Cornelius' parents purchased their home in one of the few areas of Chester that would sell to African Americans at the time; when they sold their home, Chester was 76 percent Black. Merrick was ail-White when Larry's parent's bought their home; when they sold it, Merrick was still 95 percent White. The gap in home equity earned by each of these families over a similar period of time, $269,500, is illustrative of the wealth gap between Blacks and Whites.

The separation of Whites and Blacks in this country is no accident. America's ghettos were built with deliberateness, both in individual actions and institutional directives. The pattern of "chocolate cities" and "vanilla suburbs" that has dominated metropolitan areas since the 1950s was the product of government policy.

New Deal programs enacted during the Depression era played a key role in laying the foundation that supported this housing segregation. Faced with mounting home foreclosures, President Franklin D. Roosevelt launched the government's entrance into the home financing business. Before this time, mortgages were exclusively held by wealthy Americans. Prospective homebuyers had to make a substantial cash down payment, had only short-term loans and were often burdened with a "balloon" payment at the end.

Starting with the Home Owners Loan Corporation, which refinanced tens of thousands of mortgages on the verge of default, and the Federal Housing Authority (FHA), which provided millions of home loans with little or no money down, low interest rates and 30year mortgages, the federal government began financing simultaneously the ghettoization of Blacks and the suburbanization of Whites.

The key mechanism in this development was the introduction of appraisers' assessments to determine the fitness and appropriateness of loans.

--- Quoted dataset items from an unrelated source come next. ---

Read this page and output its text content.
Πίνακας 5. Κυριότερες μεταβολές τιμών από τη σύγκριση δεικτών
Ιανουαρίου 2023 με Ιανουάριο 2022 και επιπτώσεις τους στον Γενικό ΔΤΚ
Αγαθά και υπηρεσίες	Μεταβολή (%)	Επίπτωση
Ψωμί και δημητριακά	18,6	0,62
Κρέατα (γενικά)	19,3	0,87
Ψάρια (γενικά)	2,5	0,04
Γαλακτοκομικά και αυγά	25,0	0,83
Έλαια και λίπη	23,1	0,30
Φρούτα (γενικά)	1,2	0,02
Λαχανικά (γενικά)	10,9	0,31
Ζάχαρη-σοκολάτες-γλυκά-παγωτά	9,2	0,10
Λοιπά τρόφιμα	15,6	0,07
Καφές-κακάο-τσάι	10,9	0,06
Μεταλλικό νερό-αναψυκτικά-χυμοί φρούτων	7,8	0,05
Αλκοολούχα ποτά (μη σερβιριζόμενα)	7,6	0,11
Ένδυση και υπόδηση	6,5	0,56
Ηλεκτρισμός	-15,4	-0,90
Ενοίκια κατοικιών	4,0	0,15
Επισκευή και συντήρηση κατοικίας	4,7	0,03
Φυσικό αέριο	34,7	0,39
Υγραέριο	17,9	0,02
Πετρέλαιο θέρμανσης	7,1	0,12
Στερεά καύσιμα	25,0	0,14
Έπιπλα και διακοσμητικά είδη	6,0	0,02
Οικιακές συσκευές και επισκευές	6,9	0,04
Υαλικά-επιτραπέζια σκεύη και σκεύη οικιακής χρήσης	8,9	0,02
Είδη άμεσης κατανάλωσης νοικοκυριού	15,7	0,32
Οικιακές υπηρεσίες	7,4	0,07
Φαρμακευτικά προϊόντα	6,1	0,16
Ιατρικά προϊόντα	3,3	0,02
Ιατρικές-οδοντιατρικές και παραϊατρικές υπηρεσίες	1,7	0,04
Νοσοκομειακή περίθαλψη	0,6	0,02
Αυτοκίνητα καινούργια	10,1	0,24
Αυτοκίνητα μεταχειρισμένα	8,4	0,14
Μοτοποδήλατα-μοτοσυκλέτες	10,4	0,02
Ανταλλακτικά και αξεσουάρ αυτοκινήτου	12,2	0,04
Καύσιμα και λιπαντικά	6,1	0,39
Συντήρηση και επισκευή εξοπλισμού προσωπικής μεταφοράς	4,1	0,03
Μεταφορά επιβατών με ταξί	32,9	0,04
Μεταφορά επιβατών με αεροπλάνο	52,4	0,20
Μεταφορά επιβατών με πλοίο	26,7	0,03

As Kenneth Jackson writes in Crabgrass Frontier: The Suburbanization of the United States, "a formal and uniform system of appraisal, reduced to writing, structured in defined procedures, and implemented by individuals only after intensive training, government appraisals institutionalized in a rational and bureaucratic framework a racially discriminatory practice that all but eliminated Black access to the suburbs and to government mortgage money."

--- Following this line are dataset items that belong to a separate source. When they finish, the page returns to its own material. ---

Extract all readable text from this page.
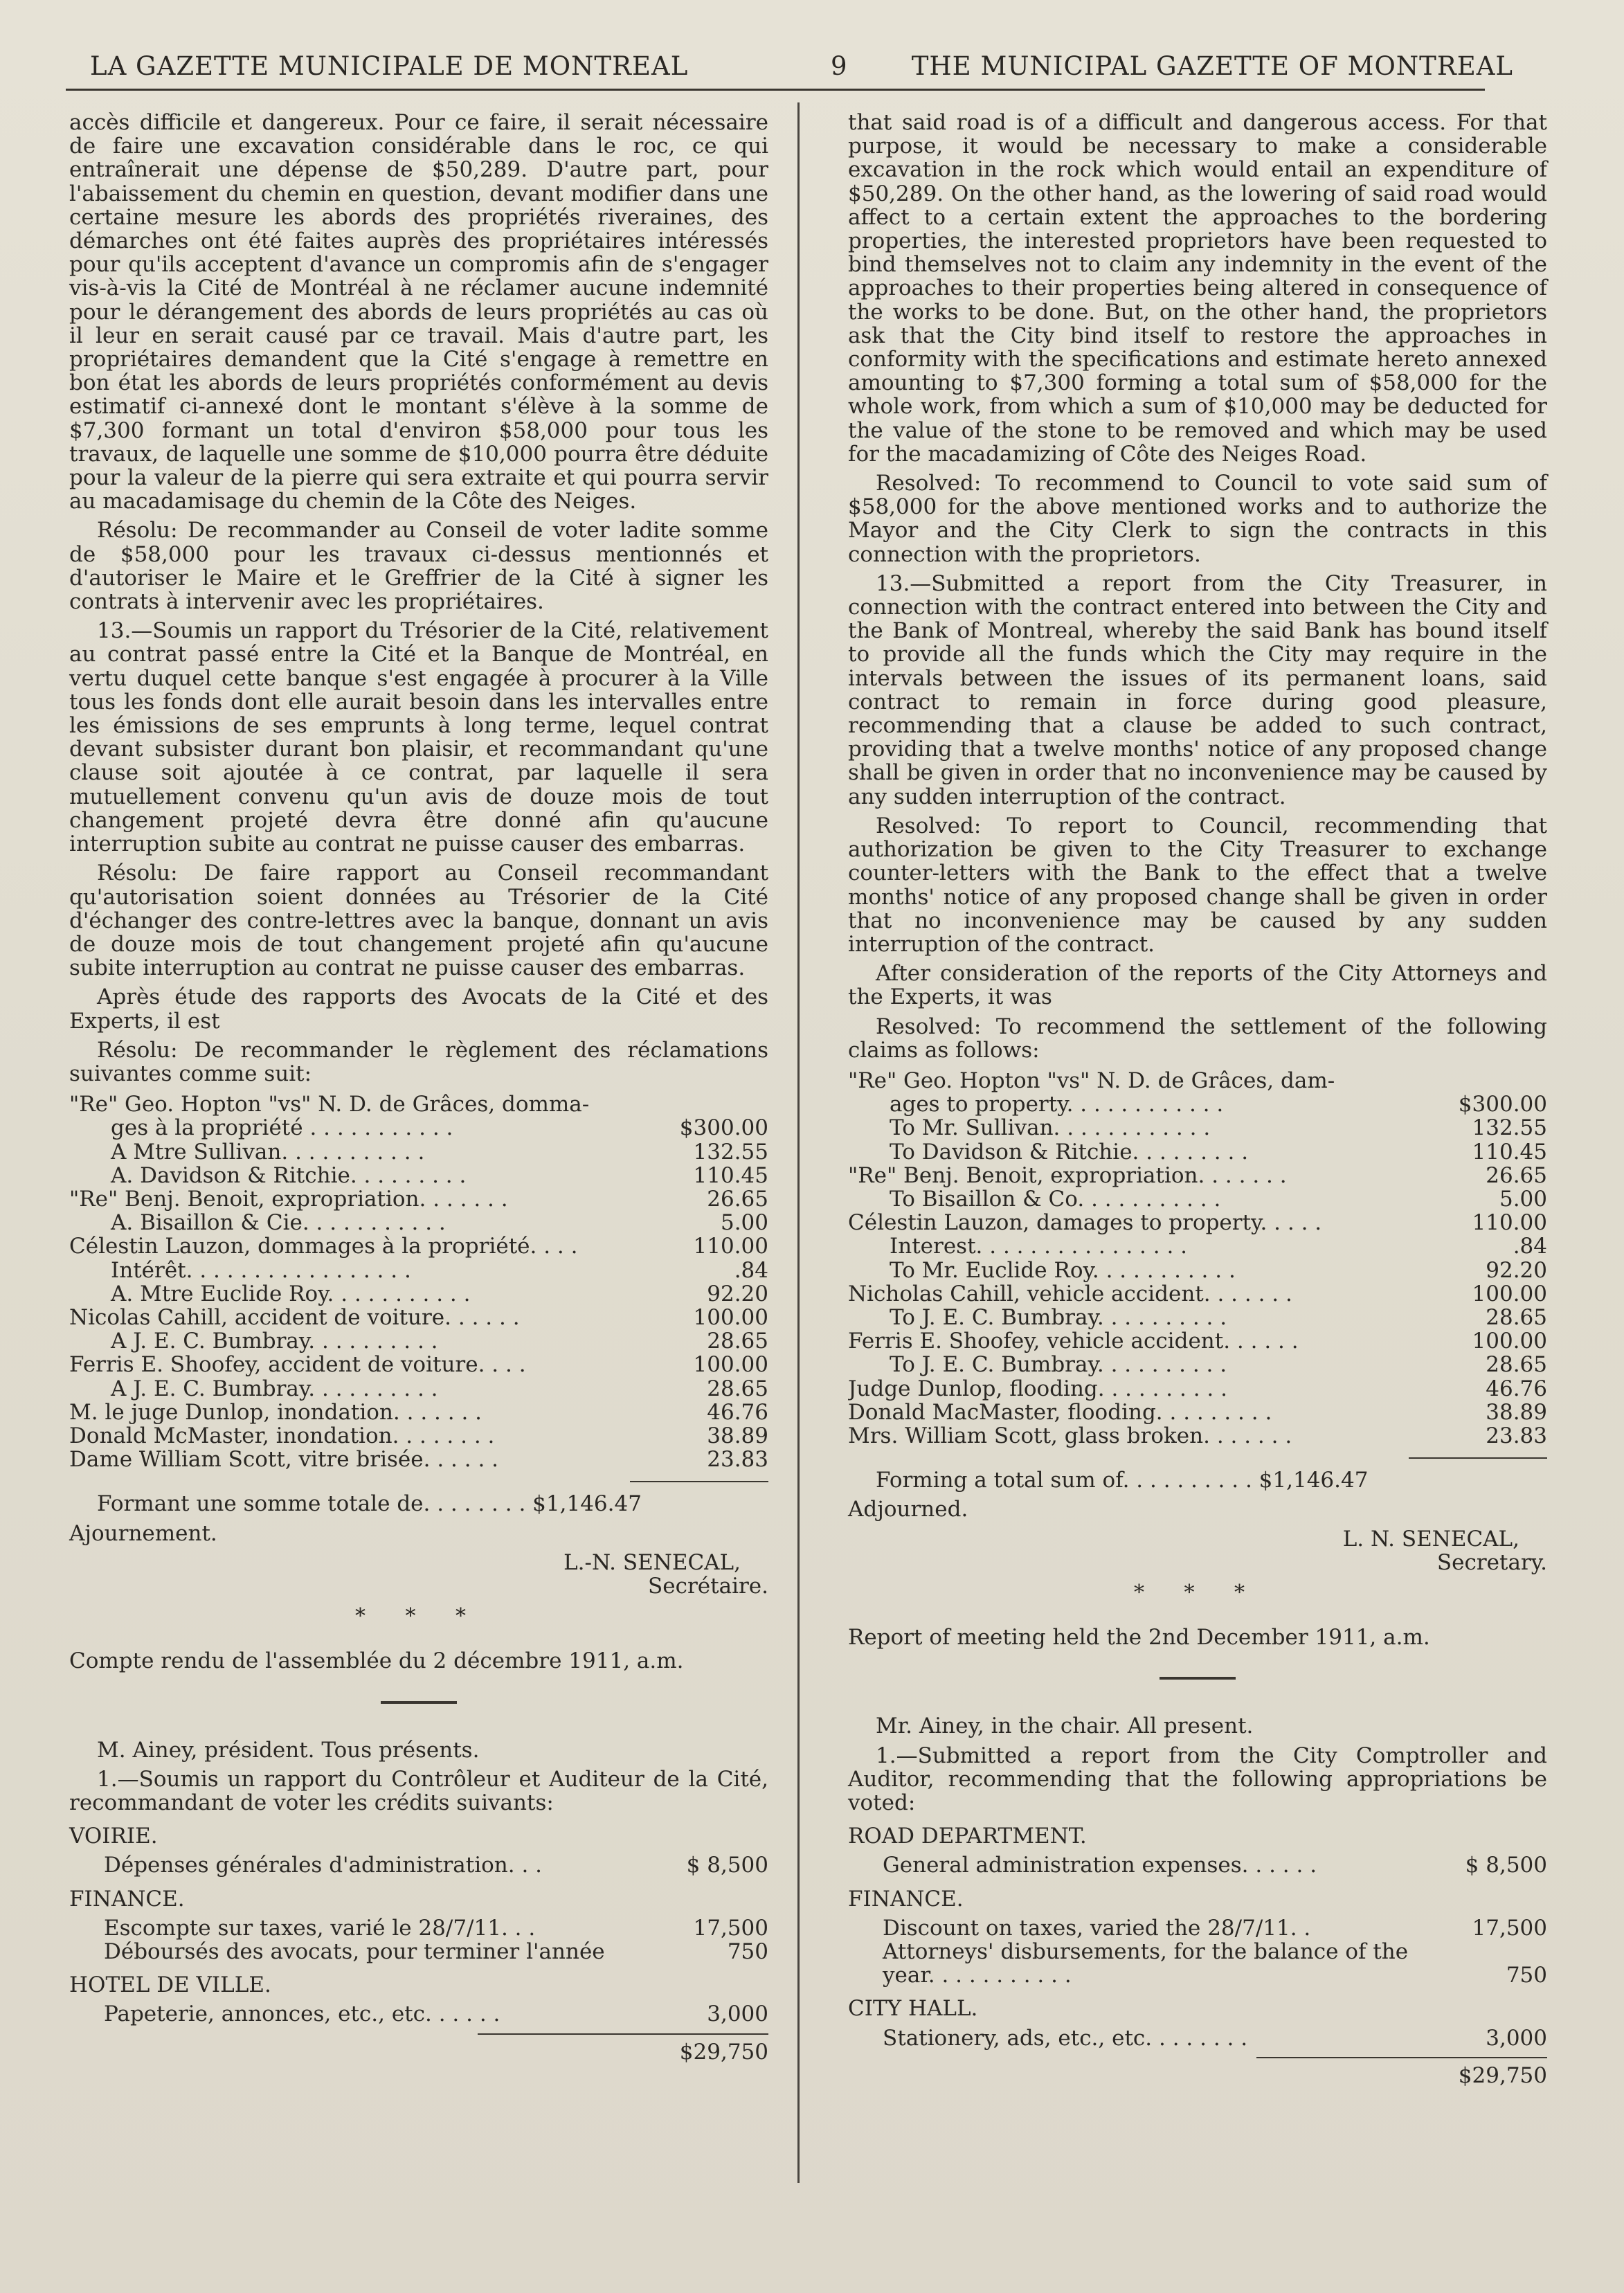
LA GAZETTE MUNICIPALE DE MONTREAL	9 THE MUNICIPAL GAZETTE OF MONTREAL

accès difficile et dangereux. Pour ce faire, il serait nécessaire de faire une excavation considérable dans le roc, ce qui entraînerait une dépense de $50,289. D'autre part, pour l'abaissement du chemin en question, devant modifier dans une certaine mesure les abords des propriétés riveraines, des démarches ont été faites auprès des propriétaires intéressés pour qu'ils acceptent d'avance un compromis afin de s'engager vis-à-vis la Cité de Montréal à ne réclamer aucune indemnité pour le dérangement des abords de leurs propriétés au cas où il leur en serait causé par ce travail. Mais d'autre part, les propriétaires demandent que la Cité s'engage à remettre en bon état les abords de leurs propriétés conformément au devis estimatif ci-annexé dont le montant s'élève à la somme de $7,300 formant un total d'environ $58,000 pour tous les travaux, de laquelle une somme de $10,000 pourra être déduite pour la valeur de la pierre qui sera extraite et qui pourra servir au macadamisage du chemin de la Côte des Neiges.

Résolu: De recommander au Conseil de voter ladite somme de $58,000 pour les travaux ci-dessus mentionnés et d'autoriser le Maire et le Greffrier de la Cité à signer les contrats à intervenir avec les propriétaires.

13.—Soumis un rapport du Trésorier de la Cité, relativement au contrat passé entre la Cité et la Banque de Montréal, en vertu duquel cette banque s'est engagée à procurer à la Ville tous les fonds dont elle aurait besoin dans les intervalles entre les émissions de ses emprunts à long terme, lequel contrat devant subsister durant bon plaisir, et recommandant qu'une clause soit ajoutée à ce contrat, par laquelle il sera mutuellement convenu qu'un avis de douze mois de tout changement projeté devra être donné afin qu'aucune interruption subite au contrat ne puisse causer des embarras.

Résolu: De faire rapport au Conseil recommandant qu'autorisation soient données au Trésorier de la Cité d'échanger des contre-lettres avec la banque, donnant un avis de douze mois de tout changement projeté afin qu'aucune subite interruption au contrat ne puisse causer des embarras.

Après étude des rapports des Avocats de la Cité et des Experts, il est

Résolu: De recommander le règlement des réclamations suivantes comme suit:

"Re" Geo. Hopton "vs" N. D. de Grâces, domma-
ges à la propriété . . . . . . . . . . .	$300.00
A Mtre Sullivan. . . . . . . . . . .	132.55
A. Davidson & Ritchie. . . . . . . . .	110.45
"Re" Benj. Benoit, expropriation. . . . . . .	26.65
A. Bisaillon & Cie. . . . . . . . . . .	5.00
Célestin Lauzon, dommages à la propriété. . . .	110.00
Intérêt. . . . . . . . . . . . . . . . .	.84
A. Mtre Euclide Roy. . . . . . . . . . .	92.20
Nicolas Cahill, accident de voiture. . . . . .	100.00
A J. E. C. Bumbray. . . . . . . . . .	28.65
Ferris E. Shoofey, accident de voiture. . . .	100.00
A J. E. C. Bumbray. . . . . . . . . .	28.65
M. le juge Dunlop, inondation. . . . . . .	46.76
Donald McMaster, inondation. . . . . . . .	38.89
Dame William Scott, vitre brisée. . . . . .	23.83

Formant une somme totale de. . . . . . . . $1,146.47

Ajournement.

L.-N. SENECAL,
Secrétaire.
* * *

Compte rendu de l'assemblée du 2 décembre 1911, a.m.

M. Ainey, président. Tous présents.

1.—Soumis un rapport du Contrôleur et Auditeur de la Cité, recommandant de voter les crédits suivants:

VOIRIE.
Dépenses générales d'administration. . .	$ 8,500
FINANCE.
Escompte sur taxes, varié le 28/7/11. . .	17,500
Déboursés des avocats, pour terminer l'année	750
HOTEL DE VILLE.
Papeterie, annonces, etc., etc. . . . . .	3,000
$29,750

that said road is of a difficult and dangerous access. For that purpose, it would be necessary to make a considerable excavation in the rock which would entail an expenditure of $50,289. On the other hand, as the lowering of said road would affect to a certain extent the approaches to the bordering properties, the interested proprietors have been requested to bind themselves not to claim any indemnity in the event of the approaches to their properties being altered in consequence of the works to be done. But, on the other hand, the proprietors ask that the City bind itself to restore the approaches in conformity with the specifications and estimate hereto annexed amounting to $7,300 forming a total sum of $58,000 for the whole work, from which a sum of $10,000 may be deducted for the value of the stone to be removed and which may be used for the macadamizing of Côte des Neiges Road.

Resolved: To recommend to Council to vote said sum of $58,000 for the above mentioned works and to authorize the Mayor and the City Clerk to sign the contracts in this connection with the proprietors.

13.—Submitted a report from the City Treasurer, in connection with the contract entered into between the City and the Bank of Montreal, whereby the said Bank has bound itself to provide all the funds which the City may require in the intervals between the issues of its permanent loans, said contract to remain in force during good pleasure, recommending that a clause be added to such contract, providing that a twelve months' notice of any proposed change shall be given in order that no inconvenience may be caused by any sudden interruption of the contract.

Resolved: To report to Council, recommending that authorization be given to the City Treasurer to exchange counter-letters with the Bank to the effect that a twelve months' notice of any proposed change shall be given in order that no inconvenience may be caused by any sudden interruption of the contract.

After consideration of the reports of the City Attorneys and the Experts, it was

Resolved: To recommend the settlement of the following claims as follows:

"Re" Geo. Hopton "vs" N. D. de Grâces, dam-
ages to property. . . . . . . . . . . .	$300.00
To Mr. Sullivan. . . . . . . . . . . .	132.55
To Davidson & Ritchie. . . . . . . . .	110.45
"Re" Benj. Benoit, expropriation. . . . . . .	26.65
To Bisaillon & Co. . . . . . . . . . .	5.00
Célestin Lauzon, damages to property. . . . .	110.00
Interest. . . . . . . . . . . . . . . .	.84
To Mr. Euclide Roy. . . . . . . . . . .	92.20
Nicholas Cahill, vehicle accident. . . . . . .	100.00
To J. E. C. Bumbray. . . . . . . . . .	28.65
Ferris E. Shoofey, vehicle accident. . . . . .	100.00
To J. E. C. Bumbray. . . . . . . . . .	28.65
Judge Dunlop, flooding. . . . . . . . . .	46.76
Donald MacMaster, flooding. . . . . . . . .	38.89
Mrs. William Scott, glass broken. . . . . . .	23.83

Forming a total sum of. . . . . . . . . . $1,146.47

Adjourned.

L. N. SENECAL,
Secretary.
* * *

Report of meeting held the 2nd December 1911, a.m.

Mr. Ainey, in the chair. All present.

1.—Submitted a report from the City Comptroller and Auditor, recommending that the following appropriations be voted:

ROAD DEPARTMENT.
General administration expenses. . . . . .	$ 8,500
FINANCE.
Discount on taxes, varied the 28/7/11. .	17,500
Attorneys' disbursements, for the balance of the year. . . . . . . . . . .	750
CITY HALL.
Stationery, ads, etc., etc. . . . . . . .	3,000
$29,750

Neighborhoods were put in categories and assigned various colors on a map, ranging from green for the most desirable (all-White), to red, which included racially mixed or all-Black, old and, therefore, undesirable areas. Thus, African Americans living in all-Black and mixed neighborhoods were "red-lined" and denied loans, while White suburbanites benefited from the government's largest asset-building opportunity.

The FHA, established in 1934, achieved remarkable success. Housing starts jumped from 332,000 in 1936 to 619,000 by 1941. With the favorable conditions for home ownership created by FHA, the incentive for owning a home increased to where it was cheaper, in many cases, to buy than to rent. According to Crabgrass Frontier, one former White resident of New York who moved to suburban New Jersey pointed out, "We had been paying $50 per month rent, and here we come up and live for $29 a month." This included taxes, principal, insurance and interest. Class was no longer a barrier to home ownership. Most African Americans could have afforded to become homeowners under those favorable conditions.